ST. PAUL, Minn.--(BUSINESS WIRE)--St. Jude Medical, Inc. (NYSE:STJ), a global medical device company, today announced a U.S. Food and Drug Administration (FDA) Circulatory System Devices Panel of the Medical Devices Advisory Committee has provided feedback to support the adoption of leadless pacing technology in the U.S. The feedback follows a panel discussion today on leadless pacing technology that included a broad overview of the clinical experience with the St. Jude Medical Nanostim™ leadless pacemaker.
“As the world’s first commercially-available leadless pacemaker with the industry’s least invasive and smallest delivery system, the Nanostim leadless pacemaker was designed to address a number of issues associated with conventional pacemakers and traditional pacemaker leads,” said Dr. Mark Carlson, vice president of global clinical affairs and chief medical officer at St. Jude Medical, who presented to the FDA panel on behalf of the company. “Leadless pacing technology is a critical advancement for patients in need of a single-chamber ventricular pacemaker, and we are optimistic that today’s discussion is an important step toward offering patients leadless pacing technology in the United States.”
After a presentation on the clinical experience with the Nanostim leadless pacemaker, the FDA’s Circulatory System Devices Panel provided recommendations that were consistent with many of St. Jude Medical’s proposed recommendations related to post approval study design and training for physicians who seek to offer the Nanostim leadless pacemaker to their patients. The panel also provided valuable insight around patient selection and post approval study methodology.
The Nanostim leadless pacemaker operates like a traditional pacemaker, but is 10 percent the size of a conventional pacemaker and is designed to reduce or eliminate complications associated with leads, chest incisions and surgical pockets. The Nanostim leadless pacemaker received CE Mark approval in October 2013. To date, more than 1,000 Nanostim leadless pacemakers have been implanted worldwide.
Recent data from the LEADLESS II IDE study published in The New England Journal of Medicine confirmed the benefits of the Nanostim leadless pacemaker. The LEADLESS II study also highlighted the retrievability of the Nanostim leadless pacemaker, which allows the Nanostim leadless pacemaker to be repositioned throughout the implant procedure and retrieved even after more than a year implanted in patients when necessary.
“We’re highly appreciative of the FDA’s proactive effort to gain more insight and understanding around leadless pacing technology, and for the opportunity to participate in the dialogue that will help ensure that leadless technology is adopted with patient safety in mind and with successful clinical outcomes as a top priority,” Dr.

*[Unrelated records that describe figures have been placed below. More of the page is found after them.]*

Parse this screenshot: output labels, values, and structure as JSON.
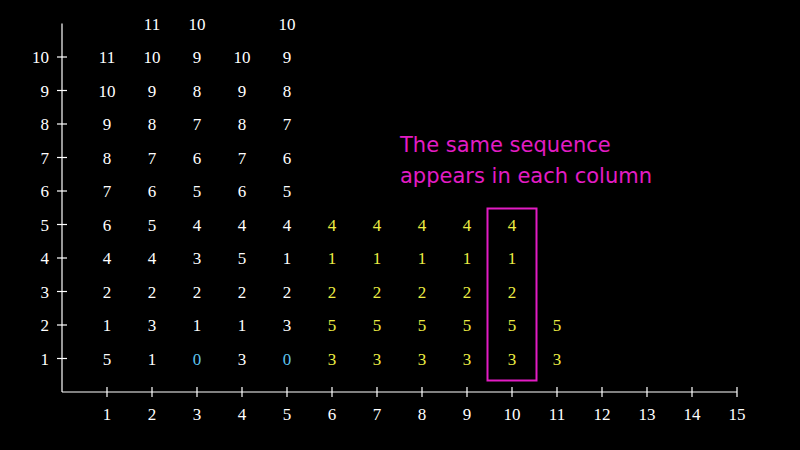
{
  "chart_data": {
    "type": "scatter",
    "xlim": [
      0,
      15
    ],
    "ylim": [
      0,
      11
    ],
    "xticks": [
      1,
      2,
      3,
      4,
      5,
      6,
      7,
      8,
      9,
      10,
      11,
      12,
      13,
      14,
      15
    ],
    "yticks": [
      1,
      2,
      3,
      4,
      5,
      6,
      7,
      8,
      9,
      10
    ],
    "data_labels": true,
    "series": [
      {
        "color": "#ffffff",
        "x": [
          1,
          1,
          1,
          1,
          1,
          1,
          1,
          1,
          1,
          1,
          2,
          2,
          2,
          2,
          2,
          2,
          2,
          2,
          2,
          2,
          2,
          3,
          3,
          3,
          3,
          3,
          3,
          3,
          3,
          3,
          3,
          4,
          4,
          4,
          4,
          4,
          4,
          4,
          4,
          4,
          4,
          5,
          5,
          5,
          5,
          5,
          5,
          5,
          5,
          5,
          5
        ],
        "y": [
          1,
          2,
          3,
          4,
          5,
          6,
          7,
          8,
          9,
          10,
          1,
          2,
          3,
          4,
          5,
          6,
          7,
          8,
          9,
          10,
          11,
          2,
          3,
          4,
          5,
          6,
          7,
          8,
          9,
          10,
          11,
          1,
          2,
          3,
          4,
          5,
          6,
          7,
          8,
          9,
          10,
          2,
          3,
          4,
          5,
          6,
          7,
          8,
          9,
          10,
          11
        ],
        "values": [
          5,
          1,
          2,
          4,
          6,
          7,
          8,
          9,
          10,
          11,
          1,
          3,
          2,
          4,
          5,
          6,
          7,
          8,
          9,
          10,
          11,
          1,
          2,
          3,
          4,
          5,
          6,
          7,
          8,
          9,
          10,
          3,
          1,
          2,
          5,
          4,
          6,
          7,
          8,
          9,
          10,
          3,
          2,
          1,
          4,
          5,
          6,
          7,
          8,
          9,
          10
        ]
      },
      {
        "color": "#5ec4ee",
        "x": [
          3,
          5
        ],
        "y": [
          1,
          1
        ],
        "values": [
          0,
          0
        ]
      },
      {
        "color": "#eeee44",
        "x": [
          6,
          6,
          6,
          6,
          6,
          7,
          7,
          7,
          7,
          7,
          8,
          8,
          8,
          8,
          8,
          9,
          9,
          9,
          9,
          9,
          10,
          10,
          10,
          10,
          10,
          11,
          11
        ],
        "y": [
          1,
          2,
          3,
          4,
          5,
          1,
          2,
          3,
          4,
          5,
          1,
          2,
          3,
          4,
          5,
          1,
          2,
          3,
          4,
          5,
          1,
          2,
          3,
          4,
          5,
          1,
          2
        ],
        "values": [
          3,
          5,
          2,
          1,
          4,
          3,
          5,
          2,
          1,
          4,
          3,
          5,
          2,
          1,
          4,
          3,
          5,
          2,
          1,
          4,
          3,
          5,
          2,
          1,
          4,
          3,
          5
        ]
      }
    ],
    "highlight": {
      "x": 10,
      "y": [
        1,
        5
      ],
      "color": "#e31cc4"
    },
    "annotation": {
      "text": [
        "The same sequence",
        "appears in each column"
      ],
      "color": "#e31cc4"
    }
  }
}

Carlson said.
The Nanostim leadless pacemaker is not approved in the U.S. and limited by federal law to investigational use.
About St. Jude Medical
St. Jude Medical is a leading global medical device manufacturer and is dedicated to transforming the treatment of some of the world’s most expensive epidemic diseases. The company does this by developing cost-effective medical technologies that save and improve lives of patients around the world. Headquartered in St. Paul, Minn., St. Jude Medical has five major areas of focus that include heart failure, atrial fibrillation, neuromodulation, traditional cardiac rhythm management, and cardiovascular diseases. For more information, please visit sjm.com or follow us on Twitter @SJM_Media.

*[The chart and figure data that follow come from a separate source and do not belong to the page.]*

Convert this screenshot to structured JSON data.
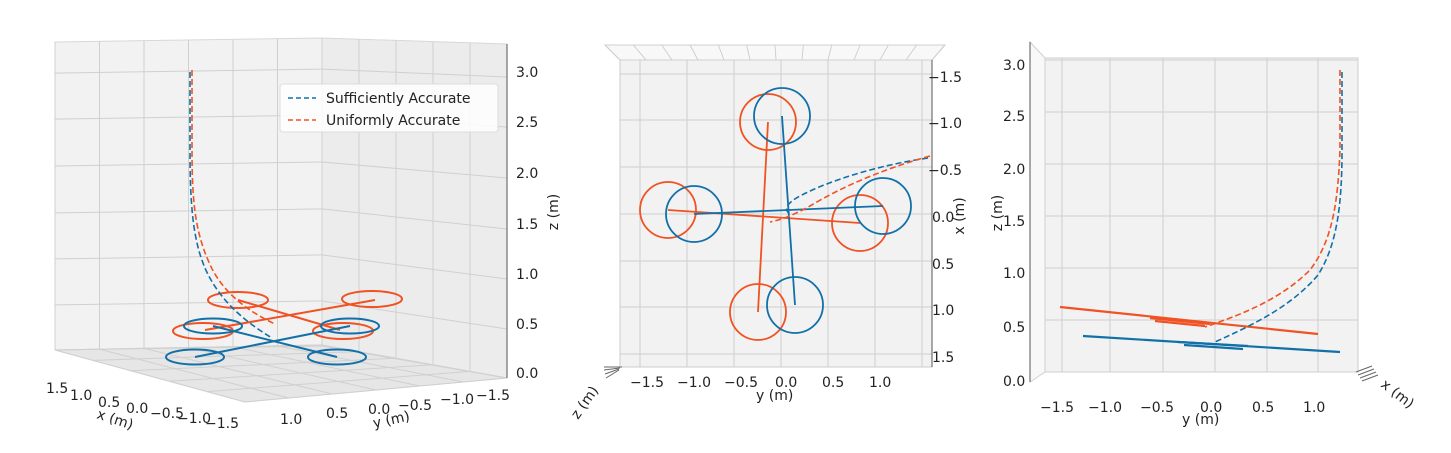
{
  "colors": {
    "sufficient": "#1170a8",
    "uniform": "#f05223",
    "grid": "#c9c9c9",
    "pane": "#f2f2f2"
  },
  "chart_data": [
    {
      "type": "line",
      "view": "3d-perspective",
      "xlabel": "x (m)",
      "ylabel": "y (m)",
      "zlabel": "z (m)",
      "xticks": [
        "1.5",
        "1.0",
        "0.5",
        "0.0",
        "−0.5",
        "−1.0",
        "−1.5"
      ],
      "yticks": [
        "1.0",
        "0.5",
        "0.0",
        "−0.5",
        "−1.0",
        "−1.5"
      ],
      "zticks": [
        "0.0",
        "0.5",
        "1.0",
        "1.5",
        "2.0",
        "2.5",
        "3.0"
      ],
      "zlim": [
        0,
        3.2
      ],
      "legend": {
        "position": "top-right",
        "entries": [
          {
            "label": "Sufficiently Accurate",
            "style": "dashed",
            "color": "#1170a8"
          },
          {
            "label": "Uniformly Accurate",
            "style": "dashed",
            "color": "#f05223"
          }
        ]
      },
      "series": [
        {
          "name": "Sufficiently Accurate",
          "style": "dashed",
          "approx_z": [
            3.0,
            2.5,
            2.0,
            1.5,
            1.0,
            0.5,
            0.3
          ]
        },
        {
          "name": "Uniformly Accurate",
          "style": "dashed",
          "approx_z": [
            3.0,
            2.5,
            2.0,
            1.5,
            1.0,
            0.6,
            0.5
          ]
        }
      ],
      "drone_poses": [
        {
          "series": "Sufficiently Accurate",
          "altitude": 0.25
        },
        {
          "series": "Uniformly Accurate",
          "altitude": 0.55
        }
      ]
    },
    {
      "type": "line",
      "view": "top-down",
      "xlabel": "y (m)",
      "ylabel": "x (m)",
      "zlabel": "z (m)",
      "xticks": [
        "−1.5",
        "−1.0",
        "−0.5",
        "0.0",
        "0.5",
        "1.0"
      ],
      "yticks": [
        "−1.5",
        "−1.0",
        "−0.5",
        "0.0",
        "0.5",
        "1.0",
        "1.5"
      ],
      "xlim": [
        -1.8,
        1.5
      ],
      "ylim": [
        -1.6,
        1.6
      ]
    },
    {
      "type": "line",
      "view": "side",
      "xlabel": "y (m)",
      "ylabel": "z (m)",
      "zlabel": "x (m)",
      "xticks": [
        "−1.5",
        "−1.0",
        "−0.5",
        "0.0",
        "0.5",
        "1.0"
      ],
      "yticks": [
        "0.0",
        "0.5",
        "1.0",
        "1.5",
        "2.0",
        "2.5",
        "3.0"
      ],
      "xlim": [
        -1.7,
        1.5
      ],
      "ylim": [
        0,
        3.2
      ]
    }
  ]
}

This news release contains forward-looking statements within the meaning of the Private Securities Litigation Reform Act of 1995 that involve risks and uncertainties. Such forward-looking statements include the expectations, plans and prospects for the Company, including potential clinical successes, anticipated regulatory approvals and future product launches, and projected revenues, margins, earnings and market shares. The statements made by the Company are based upon management’s current expectations and are subject to certain risks and uncertainties that could cause actual results to differ materially from those described in the forward-looking statements. These risks and uncertainties include market conditions and other factors beyond the Company’s control and the risk factors and other cautionary statements described in the Company’s filings with the SEC, including those described in the Risk Factors and Cautionary Statements sections of the Company’s Annual Report on Form 10-K for the fiscal year ended January 3, 2015 and Quarterly Report on Form 10-Q for the fiscal quarter ended October 3, 2015. The Company does not intend to update these statements and undertakes no duty to any person to provide any such update under any circumstance.